Conjunto de organizações nacionais da sociedade civil e Ordem dos Advogados do Brasil denunciam violência racial e de gênero no sistema prisional cearense a órgãos de direitos humanos da ONU

Um conjunto de movimentos e organizações da sociedade civil regionais e nacionais e a Ordem dos Advogados do Brasil apresentaram um relatório de sistematização de violações de Direitos Humanos no sistema penitenciário do Ceará no dia 20 de novembro que celebra o Dia Nacional da Consciência Negra, nas proximidades do Dia Internacional da Não Violência contra a Mulher e dentro da chamada Década Internacional dos Afrodescendentes da ONU (2015 – 2024) para denunciar como a violência do sistema prisional tem repercutido sobre a população jovem negra e feminina do Estado.
O escopo do relatório é apresentar o atual cenário do Sistema Penitenciário do estado do Ceará, que notadamente atinge com grande abrangência a população jovem negra e com uma forte intensidade a população negra feminina encarcerada e familiares de presos e egressos. A implementação de questionáveis procedimentos de segurança e disciplinares adotados no ano de 2019 pela recém criada Secretaria de Administração Penitenciária do Estado (SAP), estão distribuídas em sete dimensões fundamentais para a compreensão da gravidade e da extensão destas violações: i) perfil dos encarcerados cearenses e sobrerepresentação de afrodescendentes; ii)superlotação, condições estruturais e de assistência material a configurarem situação de tortura estrutural; iii) instituição de procedimentos disciplinares ilegais e que, de per si, representam práticas de tortura e de tratamento cruel, desumano e degradante; iv) falhas do controle externo por parte do Poder Judiciário e do Ministério Pùblico da execução penal no Estado; v) violação do direito à saúde no Sistema de Privação de Liberdade do Ceará vi) violações de direitos contra mulheres encarceradas e contra familiares de presos e egressos vii) ausência de transparência e criminalização de familiares, da advocacia criminal e de organizações de controle da sociedade civil.
A negação do Estado diante das inúmeras violações para com os direitos humanos da população negra, dá continuidade a séculos de violências quando essas pessoas foram sequestradas do continente africano e passaram a ser considerados, objeto, mercadoria e moeda, em que era tido como natural a prática das prisões em massa e torturas.
O Governo Estadual denomina esse conjunto de restrições e violências de DOUTRINA DO CONTATO ZERO, em que são adotadas diversos procedimentos a fim de evitar ou restringir o contato do preso com pessoas não encarceradas, sejam elas familiares, representantes da sociedade civil ou profissionais da administração penitenciária e disciplinar os presos pela humilhação, aniquilamento da subjetividade e torturas físicas e psicológicas.

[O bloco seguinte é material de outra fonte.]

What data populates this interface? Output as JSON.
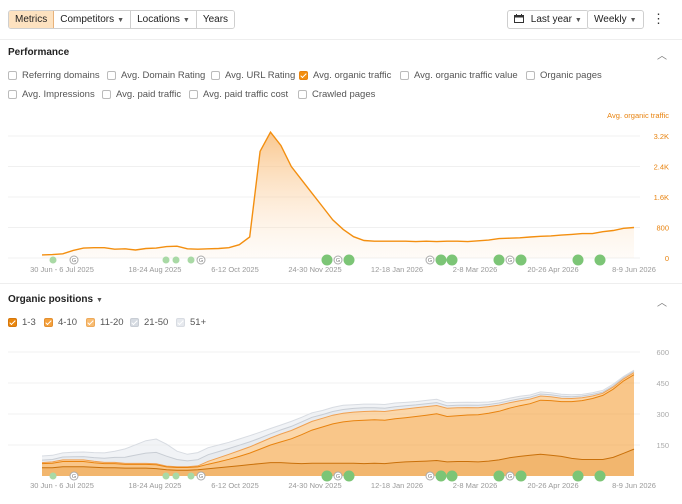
{
  "toolbar": {
    "tabs": [
      {
        "label": "Metrics",
        "active": true
      },
      {
        "label": "Competitors",
        "dropdown": true
      },
      {
        "label": "Locations",
        "dropdown": true
      },
      {
        "label": "Years",
        "dropdown": false
      }
    ],
    "date_range": "Last year",
    "interval": "Weekly"
  },
  "performance": {
    "title": "Performance",
    "metrics": [
      {
        "label": "Referring domains",
        "checked": false
      },
      {
        "label": "Avg. Domain Rating",
        "checked": false
      },
      {
        "label": "Avg. URL Rating",
        "checked": false
      },
      {
        "label": "Avg. organic traffic",
        "checked": true
      },
      {
        "label": "Avg. organic traffic value",
        "checked": false
      },
      {
        "label": "Organic pages",
        "checked": false
      },
      {
        "label": "Avg. Impressions",
        "checked": false
      },
      {
        "label": "Avg. paid traffic",
        "checked": false
      },
      {
        "label": "Avg. paid traffic cost",
        "checked": false
      },
      {
        "label": "Crawled pages",
        "checked": false
      }
    ]
  },
  "positions": {
    "title": "Organic positions",
    "legend": [
      {
        "label": "1-3",
        "color": "#e9860d"
      },
      {
        "label": "4-10",
        "color": "#f5a03b"
      },
      {
        "label": "11-20",
        "color": "#f8bc72"
      },
      {
        "label": "21-50",
        "color": "#d6dbe2"
      },
      {
        "label": "51+",
        "color": "#e6e9ee"
      }
    ]
  },
  "x_ticks": [
    "30 Jun - 6 Jul 2025",
    "18-24 Aug 2025",
    "6-12 Oct 2025",
    "24-30 Nov 2025",
    "12-18 Jan 2026",
    "2-8 Mar 2026",
    "20-26 Apr 2026",
    "8-9 Jun 2026"
  ],
  "annotation_markers": [
    "G",
    "G",
    "G",
    "G",
    "G"
  ],
  "chart_data": [
    {
      "type": "area",
      "series": [
        {
          "name": "Avg. organic traffic",
          "color": "#f38f10",
          "values": [
            80,
            90,
            110,
            200,
            260,
            270,
            270,
            230,
            240,
            210,
            250,
            260,
            300,
            310,
            240,
            230,
            240,
            250,
            270,
            350,
            550,
            2800,
            3300,
            2950,
            2400,
            2050,
            1700,
            1350,
            1000,
            750,
            560,
            460,
            440,
            440,
            440,
            440,
            430,
            440,
            430,
            440,
            440,
            430,
            450,
            470,
            510,
            520,
            530,
            550,
            570,
            580,
            600,
            620,
            640,
            640,
            690,
            720,
            780,
            800
          ]
        }
      ],
      "y_ticks": [
        "3.2K",
        "2.4K",
        "1.6K",
        "800",
        "0"
      ],
      "ylim": [
        0,
        3200
      ],
      "axis_label": "Avg. organic traffic"
    },
    {
      "type": "area",
      "stacked": true,
      "series": [
        {
          "name": "1-3",
          "color": "#e9860d",
          "values": [
            40,
            40,
            45,
            45,
            45,
            42,
            40,
            40,
            38,
            38,
            38,
            36,
            30,
            28,
            28,
            30,
            35,
            40,
            45,
            50,
            55,
            60,
            65,
            65,
            62,
            60,
            62,
            62,
            62,
            62,
            62,
            60,
            62,
            60,
            65,
            68,
            70,
            72,
            75,
            68,
            70,
            70,
            68,
            72,
            78,
            88,
            95,
            100,
            105,
            100,
            95,
            85,
            80,
            80,
            80,
            90,
            110,
            130
          ]
        },
        {
          "name": "4-10",
          "color": "#f5a03b",
          "values": [
            20,
            22,
            25,
            25,
            25,
            22,
            20,
            20,
            18,
            18,
            18,
            18,
            14,
            13,
            13,
            14,
            22,
            28,
            36,
            45,
            56,
            70,
            85,
            100,
            118,
            140,
            160,
            175,
            190,
            200,
            205,
            210,
            210,
            210,
            212,
            214,
            218,
            222,
            226,
            220,
            222,
            225,
            228,
            232,
            235,
            240,
            245,
            250,
            262,
            265,
            265,
            275,
            285,
            295,
            310,
            330,
            350,
            360
          ]
        },
        {
          "name": "11-20",
          "color": "#f8bc72",
          "values": [
            5,
            6,
            8,
            8,
            8,
            7,
            6,
            6,
            5,
            5,
            5,
            5,
            4,
            4,
            4,
            5,
            14,
            20,
            24,
            28,
            30,
            32,
            34,
            38,
            40,
            42,
            42,
            42,
            42,
            42,
            42,
            42,
            42,
            42,
            42,
            42,
            42,
            42,
            40,
            40,
            38,
            36,
            34,
            32,
            30,
            26,
            24,
            22,
            20,
            18,
            16,
            15,
            14,
            12,
            10,
            10,
            10,
            10
          ]
        },
        {
          "name": "21-50",
          "color": "#d6dbe2",
          "values": [
            12,
            12,
            14,
            15,
            16,
            18,
            20,
            24,
            30,
            40,
            50,
            55,
            48,
            35,
            28,
            30,
            32,
            30,
            28,
            26,
            24,
            22,
            20,
            20,
            20,
            20,
            20,
            18,
            18,
            18,
            18,
            18,
            16,
            16,
            16,
            16,
            14,
            14,
            14,
            12,
            12,
            12,
            12,
            10,
            10,
            10,
            10,
            10,
            10,
            10,
            10,
            8,
            8,
            8,
            6,
            6,
            6,
            6
          ]
        },
        {
          "name": "51+",
          "color": "#e6e9ee",
          "values": [
            20,
            20,
            20,
            22,
            22,
            24,
            26,
            30,
            40,
            50,
            60,
            65,
            58,
            40,
            32,
            34,
            34,
            32,
            30,
            30,
            30,
            28,
            26,
            24,
            24,
            22,
            22,
            20,
            20,
            20,
            18,
            18,
            18,
            18,
            18,
            16,
            16,
            16,
            16,
            14,
            14,
            14,
            14,
            12,
            12,
            12,
            12,
            10,
            10,
            10,
            10,
            10,
            8,
            8,
            8,
            8,
            6,
            6
          ]
        }
      ],
      "y_ticks": [
        "600",
        "450",
        "300",
        "150"
      ],
      "ylim": [
        0,
        600
      ]
    }
  ]
}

O relatório também enfatiza o fato de que 94% das mulheres encarceradas no Ceará são negras que ocupam a única unidade feminina do Estado, em que se verificou uma superlotação insustentável para a gestão prisional de 393% a gerar imensas situações de violações de direitos humanos. Vale ressaltar que a unidade está passando por uma obra que visa expandir a capacidade, o triplicando o número de vagas do Instituto Penal Feminino o que consolidaria a situação de superlotação, calor e umidade configurando uma situação de tortura estrutural.
Além disso, são negras as mulheres que convivem com o cárcere, visitando e garantindo a subsistências de seus familiares e vivenciam cotidianamente estigmatizações, violências, criminalizações e ameaças.
Diante desse cenário, as organizações subscritoras solicitam que o Alto Comissariado das Nações Unidas para os Direitos Humanos, o Subcomitê de Prevenção à Tortura, o Comitê sobre a Eliminação da Discriminação Racial,o Comitê sobre Eliminação de todas as formas de Discriminação contra Mulheres reconheçam o cenário de grave violações de Direitos Humanos e realize visita in loco no sistema penitenciário cearense.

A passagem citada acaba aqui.